I am using Gurobi through the JuMP package in Julia to solve a mixed-integer program.
I would like to obtain a graph like this one, where also a solution based on Python is provided (which was also addressed on Gurobi community form).
However, I have not found working solutions for Julia calling Gurobi through JuMP. I understand that callback functions have to be used (such as this suggestion or even the main documentation here), but I do not fully understand how they work and what is essential to achieve my goal.
Any help is much appreciated, as well as a possible description of what the callback function is doing at each step.
If it helps, I am using Gurobi (v.9.0.0), JuMP (v0.20.1), MathOptInterface (v0.9.22) and Julia (v.1.3.0).

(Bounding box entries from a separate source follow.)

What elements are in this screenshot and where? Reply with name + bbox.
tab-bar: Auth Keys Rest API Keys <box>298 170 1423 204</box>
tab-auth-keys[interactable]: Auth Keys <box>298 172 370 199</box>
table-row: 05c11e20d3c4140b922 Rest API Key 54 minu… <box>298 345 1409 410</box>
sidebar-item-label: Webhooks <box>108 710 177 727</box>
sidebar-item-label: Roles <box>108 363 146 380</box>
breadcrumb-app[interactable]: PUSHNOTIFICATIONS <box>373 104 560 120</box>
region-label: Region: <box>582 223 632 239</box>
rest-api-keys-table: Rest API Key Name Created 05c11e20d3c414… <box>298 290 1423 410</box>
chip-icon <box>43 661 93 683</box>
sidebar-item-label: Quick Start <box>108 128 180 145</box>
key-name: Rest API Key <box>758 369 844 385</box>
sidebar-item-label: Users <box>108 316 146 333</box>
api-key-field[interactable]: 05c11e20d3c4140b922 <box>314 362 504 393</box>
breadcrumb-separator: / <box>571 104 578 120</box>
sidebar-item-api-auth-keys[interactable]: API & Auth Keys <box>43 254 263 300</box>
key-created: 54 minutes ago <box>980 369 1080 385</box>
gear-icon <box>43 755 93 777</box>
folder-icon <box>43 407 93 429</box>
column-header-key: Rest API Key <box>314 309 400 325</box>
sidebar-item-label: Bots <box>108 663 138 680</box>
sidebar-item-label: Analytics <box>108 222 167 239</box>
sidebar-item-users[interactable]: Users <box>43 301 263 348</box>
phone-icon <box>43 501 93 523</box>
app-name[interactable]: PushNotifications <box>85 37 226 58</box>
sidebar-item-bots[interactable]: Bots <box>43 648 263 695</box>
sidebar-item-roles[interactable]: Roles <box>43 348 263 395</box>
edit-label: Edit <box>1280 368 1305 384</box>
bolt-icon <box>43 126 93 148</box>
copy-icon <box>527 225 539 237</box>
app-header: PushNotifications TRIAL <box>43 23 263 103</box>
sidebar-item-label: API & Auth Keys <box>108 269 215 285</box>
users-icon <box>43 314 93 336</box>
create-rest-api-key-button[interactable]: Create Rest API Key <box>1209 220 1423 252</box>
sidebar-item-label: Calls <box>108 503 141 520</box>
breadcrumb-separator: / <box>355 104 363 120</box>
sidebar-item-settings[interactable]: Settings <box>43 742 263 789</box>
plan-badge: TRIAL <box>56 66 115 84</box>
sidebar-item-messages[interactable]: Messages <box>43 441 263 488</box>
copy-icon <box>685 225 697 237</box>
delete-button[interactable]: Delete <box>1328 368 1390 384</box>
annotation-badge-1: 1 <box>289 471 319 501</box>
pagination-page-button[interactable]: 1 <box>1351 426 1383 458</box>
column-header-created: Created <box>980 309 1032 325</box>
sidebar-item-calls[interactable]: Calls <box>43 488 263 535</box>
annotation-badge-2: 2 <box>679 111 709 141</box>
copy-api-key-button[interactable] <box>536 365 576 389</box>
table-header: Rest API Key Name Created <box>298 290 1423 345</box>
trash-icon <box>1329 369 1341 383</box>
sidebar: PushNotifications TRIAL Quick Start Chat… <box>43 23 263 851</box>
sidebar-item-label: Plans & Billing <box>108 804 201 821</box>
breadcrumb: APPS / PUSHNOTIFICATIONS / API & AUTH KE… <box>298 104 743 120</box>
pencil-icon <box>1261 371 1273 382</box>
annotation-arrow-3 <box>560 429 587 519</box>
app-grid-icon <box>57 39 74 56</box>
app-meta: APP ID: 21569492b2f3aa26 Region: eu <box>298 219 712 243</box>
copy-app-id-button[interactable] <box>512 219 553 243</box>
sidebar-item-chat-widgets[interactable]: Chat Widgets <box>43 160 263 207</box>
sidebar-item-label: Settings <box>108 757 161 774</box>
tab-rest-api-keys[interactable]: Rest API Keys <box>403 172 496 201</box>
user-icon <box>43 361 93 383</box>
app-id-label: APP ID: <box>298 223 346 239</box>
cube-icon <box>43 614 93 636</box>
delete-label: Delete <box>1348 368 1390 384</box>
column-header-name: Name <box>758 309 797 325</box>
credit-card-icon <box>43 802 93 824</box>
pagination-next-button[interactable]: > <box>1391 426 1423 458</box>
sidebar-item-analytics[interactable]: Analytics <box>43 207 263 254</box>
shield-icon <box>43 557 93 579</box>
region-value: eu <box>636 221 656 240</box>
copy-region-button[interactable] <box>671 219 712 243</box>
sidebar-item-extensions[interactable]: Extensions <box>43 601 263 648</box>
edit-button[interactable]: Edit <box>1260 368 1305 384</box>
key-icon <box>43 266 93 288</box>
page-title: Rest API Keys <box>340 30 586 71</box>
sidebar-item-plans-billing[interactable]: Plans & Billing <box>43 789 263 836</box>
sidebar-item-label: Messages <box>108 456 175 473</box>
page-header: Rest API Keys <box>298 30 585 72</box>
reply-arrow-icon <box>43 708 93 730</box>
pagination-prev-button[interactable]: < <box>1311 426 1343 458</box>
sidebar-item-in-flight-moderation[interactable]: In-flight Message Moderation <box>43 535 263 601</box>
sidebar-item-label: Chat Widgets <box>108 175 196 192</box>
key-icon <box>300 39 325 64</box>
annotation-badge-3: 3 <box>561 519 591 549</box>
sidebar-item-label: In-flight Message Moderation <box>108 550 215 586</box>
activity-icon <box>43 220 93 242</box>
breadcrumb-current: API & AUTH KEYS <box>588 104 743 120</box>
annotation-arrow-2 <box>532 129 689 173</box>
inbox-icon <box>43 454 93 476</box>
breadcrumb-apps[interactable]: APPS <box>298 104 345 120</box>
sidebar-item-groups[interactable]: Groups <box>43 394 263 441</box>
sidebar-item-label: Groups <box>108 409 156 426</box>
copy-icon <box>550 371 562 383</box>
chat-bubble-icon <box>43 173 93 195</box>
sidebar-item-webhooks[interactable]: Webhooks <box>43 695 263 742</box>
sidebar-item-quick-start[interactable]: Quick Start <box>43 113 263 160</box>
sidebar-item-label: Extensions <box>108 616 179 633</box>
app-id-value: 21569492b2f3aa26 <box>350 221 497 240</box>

You need to use the C API. Here is a translation of Eli's answer on the Gurobi forum:
using JuMP, Gurobi
model = direct_model(Gurobi.Optimizer())
N = 30
@variable(model, x[1:N], Bin)
@constraint(model, rand(N)' * x <= 10)
@objective(model, Max, rand(N)' * x)
data = Any[]
start_time = 0.0
function my_callback_function(cb_data, cb_where::Cint)
@show cb_where
if cb_where == GRB_CB_MIP
objbst = Ref{Cdouble}()
GRBcbget(cb_data, cb_where, GRB_CB_MIP_OBJBST, objbst)
objbnd = Ref{Cdouble}()
GRBcbget(cb_data, cb_where, GRB_CB_MIP_OBJBND, objbnd)
push!(data, (time() - start_time, objbst[], objbnd[]))
end
return
end
MOI.set(model, Gurobi.CallbackFunction(), my_callback_function)
start_time = time()
optimize!(model)
open("data.csv", "w") do io
for x in data
println(io, join(x, ", "))
end
end
p.s. please update to Julia 1.6 and JuMP 0.22. I have not tested whether this works on the older version.